All comments are moderated but sensible and relevant ones, even critical ones, are welcome; trolling and abuse is not and will be blocked.

Any actual case that I have been involved in, and upon which I may comment, will be altered in such a way as to make it completely unidentifiable.





Wednesday 23 March 2011

Human Rights and that Act

I see constantly in the newspapers reports and articles condemning the Human Rights Act and blaming it for many ills, both real and imagined, and calling for its repeal, on the basis that it is something enforced upon us by Europe and the EC when nothing could be further from the truth!
The Human Rights Act merely gives UK courts the power to determine issues arising from the European Convention on Human Rights, and it is to this we must look.

In 1941 US President Franklin D. Roosevelt articulated the four freedoms that people "everywhere in the world" ought to enjoy: freedom of speech and expression, freedom of worship, freedom from want and freedom from fear.
Nothing anti-British there!

In 1946, in a speech at the University of Zurich, Sir Winston Churchill called for a United States of Europe and the creation of a Council of Europe and in 1948 in Paris the United Nations General Assembly adopted the Universal Declaration of Human Rights, which arose directly from the experience of the Second World War and represented a global expression of the rights to which all human beings are inherently entitled.

So far so good?

The Council of Europe itself, as advocated by Churchill, was founded on 5 May 1949 by the Treaty of London which was signed on that day by ten states: Belgium, Denmark, France, Ireland, Italy, Luxembourg, the Netherlands, Norway, Sweden and the United Kingdom.
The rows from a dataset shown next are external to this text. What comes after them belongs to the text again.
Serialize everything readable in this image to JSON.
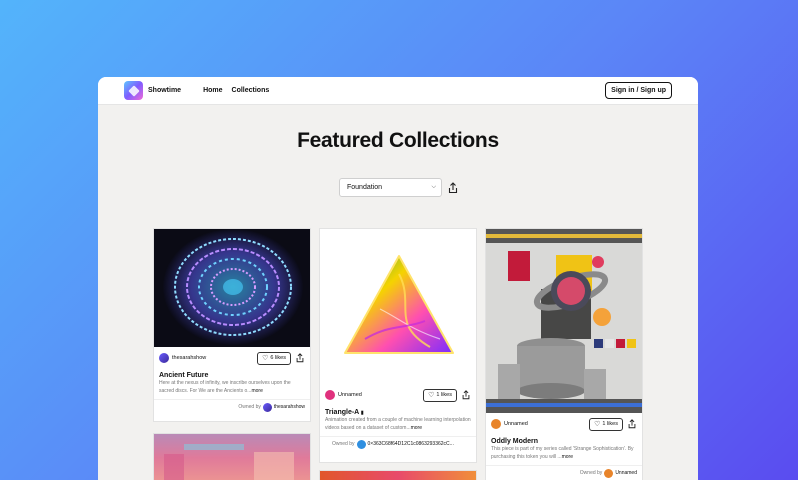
{
  "nav": {
    "brand": "Showtime",
    "links": [
      "Home",
      "Collections"
    ],
    "signin": "Sign in / Sign up"
  },
  "heading": "Featured Collections",
  "filter": {
    "selected": "Foundation"
  },
  "cards": [
    {
      "owner": "thesarahshow",
      "likes": "6 likes",
      "title": "Ancient Future",
      "desc": "Here at the nexus of infinity, we inscribe ourselves upon the sacred discs. For We are the Ancients o...",
      "more": "more",
      "owned_label": "Owned by",
      "owned_by": "thesarahshow"
    },
    {
      "owner": "Unnamed",
      "likes": "1 likes",
      "title": "Triangle-A",
      "desc": "Animation created from a couple of machine learning interpolation videos based on a dataset of custom...",
      "more": "more",
      "owned_label": "Owned by",
      "owned_by": "0×363C68f64D12C1c0863293362cC..."
    },
    {
      "owner": "Unnamed",
      "likes": "1 likes",
      "title": "Oddly Modern",
      "desc": "This piece is part of my series called 'Strange Sophistication'. By purchasing this token you will ...",
      "more": "more",
      "owned_label": "Owned by",
      "owned_by": "Unnamed"
    }
  ],
  "colors": {
    "bg_gradient_start": "#53b4fb",
    "bg_gradient_end": "#5a4cf0",
    "page_bg": "#f2f1ef"
  }
}
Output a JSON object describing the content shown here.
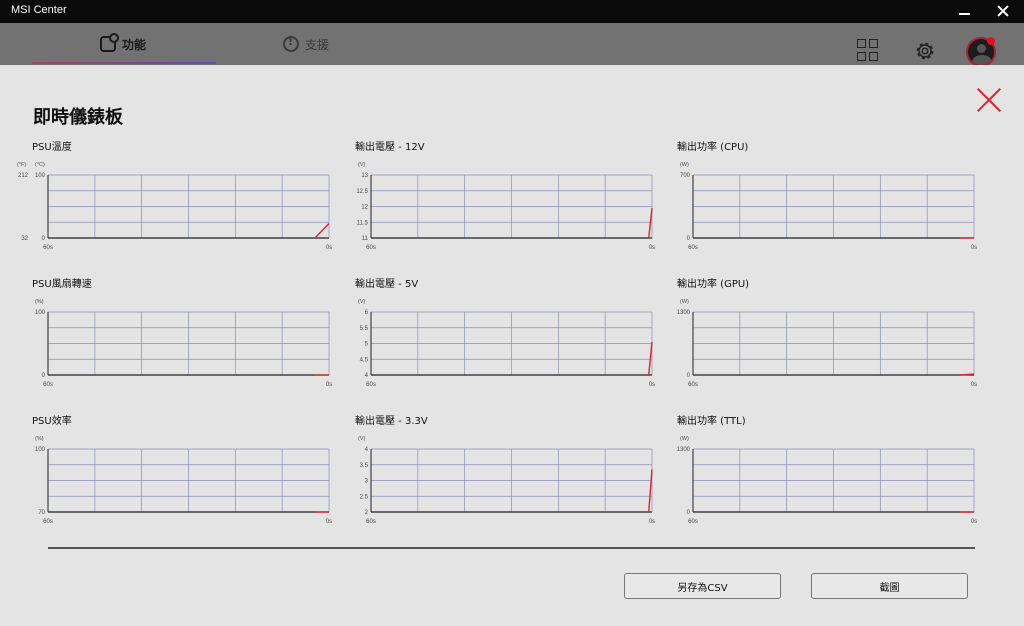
{
  "window": {
    "title": "MSI Center"
  },
  "header": {
    "tabs": [
      {
        "label": "功能",
        "active": true
      },
      {
        "label": "支援",
        "active": false
      }
    ],
    "icons": [
      "grid-icon",
      "gear-icon",
      "avatar"
    ]
  },
  "panel": {
    "title": "即時儀錶板",
    "buttons": {
      "save_csv": "另存為CSV",
      "screenshot": "截圖"
    }
  },
  "colors": {
    "accent": "#e02030",
    "grid": "#8a8fb8",
    "panel_bg": "#e4e4e4"
  },
  "chart_data": [
    {
      "type": "line",
      "title": "PSU溫度",
      "y_unit": "(°C)",
      "y2_unit": "(°F)",
      "yticks": [
        "100",
        "0"
      ],
      "y2ticks": [
        "212",
        "32"
      ],
      "ylim": [
        0,
        100
      ],
      "xlim_labels": [
        "60s",
        "0s"
      ],
      "x": [
        57,
        60
      ],
      "values": [
        0,
        23
      ]
    },
    {
      "type": "line",
      "title": "輸出電壓 - 12V",
      "y_unit": "(V)",
      "yticks": [
        "13",
        "12.5",
        "12",
        "11.5",
        "11"
      ],
      "ylim": [
        11,
        13
      ],
      "xlim_labels": [
        "60s",
        "0s"
      ],
      "x": [
        59.3,
        60
      ],
      "values": [
        11,
        11.95
      ]
    },
    {
      "type": "line",
      "title": "輸出功率 (CPU)",
      "y_unit": "(W)",
      "yticks": [
        "700",
        "0"
      ],
      "ylim": [
        0,
        700
      ],
      "xlim_labels": [
        "60s",
        "0s"
      ],
      "x": [
        57,
        60
      ],
      "values": [
        0,
        0
      ]
    },
    {
      "type": "line",
      "title": "PSU風扇轉速",
      "y_unit": "(%)",
      "yticks": [
        "100",
        "0"
      ],
      "ylim": [
        0,
        100
      ],
      "xlim_labels": [
        "60s",
        "0s"
      ],
      "x": [
        57,
        60
      ],
      "values": [
        0,
        0
      ]
    },
    {
      "type": "line",
      "title": "輸出電壓 - 5V",
      "y_unit": "(V)",
      "yticks": [
        "6",
        "5.5",
        "5",
        "4.5",
        "4"
      ],
      "ylim": [
        4,
        6
      ],
      "xlim_labels": [
        "60s",
        "0s"
      ],
      "x": [
        59.3,
        60
      ],
      "values": [
        4,
        5.05
      ]
    },
    {
      "type": "line",
      "title": "輸出功率 (GPU)",
      "y_unit": "(W)",
      "yticks": [
        "1300",
        "0"
      ],
      "ylim": [
        0,
        1300
      ],
      "xlim_labels": [
        "60s",
        "0s"
      ],
      "x": [
        57,
        60
      ],
      "values": [
        0,
        20
      ]
    },
    {
      "type": "line",
      "title": "PSU效率",
      "y_unit": "(%)",
      "yticks": [
        "100",
        "70"
      ],
      "ylim": [
        70,
        100
      ],
      "xlim_labels": [
        "60s",
        "0s"
      ],
      "x": [
        57,
        60
      ],
      "values": [
        70,
        70
      ]
    },
    {
      "type": "line",
      "title": "輸出電壓 - 3.3V",
      "y_unit": "(V)",
      "yticks": [
        "4",
        "3.5",
        "3",
        "2.5",
        "2"
      ],
      "ylim": [
        2,
        4
      ],
      "xlim_labels": [
        "60s",
        "0s"
      ],
      "x": [
        59.3,
        60
      ],
      "values": [
        2,
        3.35
      ]
    },
    {
      "type": "line",
      "title": "輸出功率 (TTL)",
      "y_unit": "(W)",
      "yticks": [
        "1300",
        "0"
      ],
      "ylim": [
        0,
        1300
      ],
      "xlim_labels": [
        "60s",
        "0s"
      ],
      "x": [
        57,
        60
      ],
      "values": [
        0,
        0
      ]
    }
  ]
}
At the Hague Congress in 1949 of the Council of Europe, representatives from all walks of life called for a convention on human rights following the atrocities of the Second World War and the British MP and lawyer Sir David Maxwell-Fyfe, the Chair of the Assembly's Committee on Legal and Administrative Questions, guided the drafting of the Convention. He had been a prosecutor at the Nuremberg War Crimes Trials and had seen at first hand how international justice could be effectively applied.

The Convention was drafted in broad terms, in a similar manner to the English Bill of Rights, the American Bill of Rights, and the French Declaration of the Rights of Man and was designed to incorporate a traditional civil liberties approach to securing "effective political democracy" from the strongest traditions in the United Kingdom, France and other member states of the fledgling Council of Europe.

Thus it can be seen that there is nothing about the Convention that is contrary to British values, indeed it is those same British values which underpin the entire Convention and Britain was a major player in its creation.

Far from the Convention being somehow un-British, fostered upon us by Europe, it would be more accurate to say that it was Britain who applied to Europe our standards of behaviour. Indeed, it was always the justification given for the UK, prior to the Human Rights Act, not ratifying the Convention into English Law - for that was how we did things anyway and didn’t need a Convention to tell us how to behave.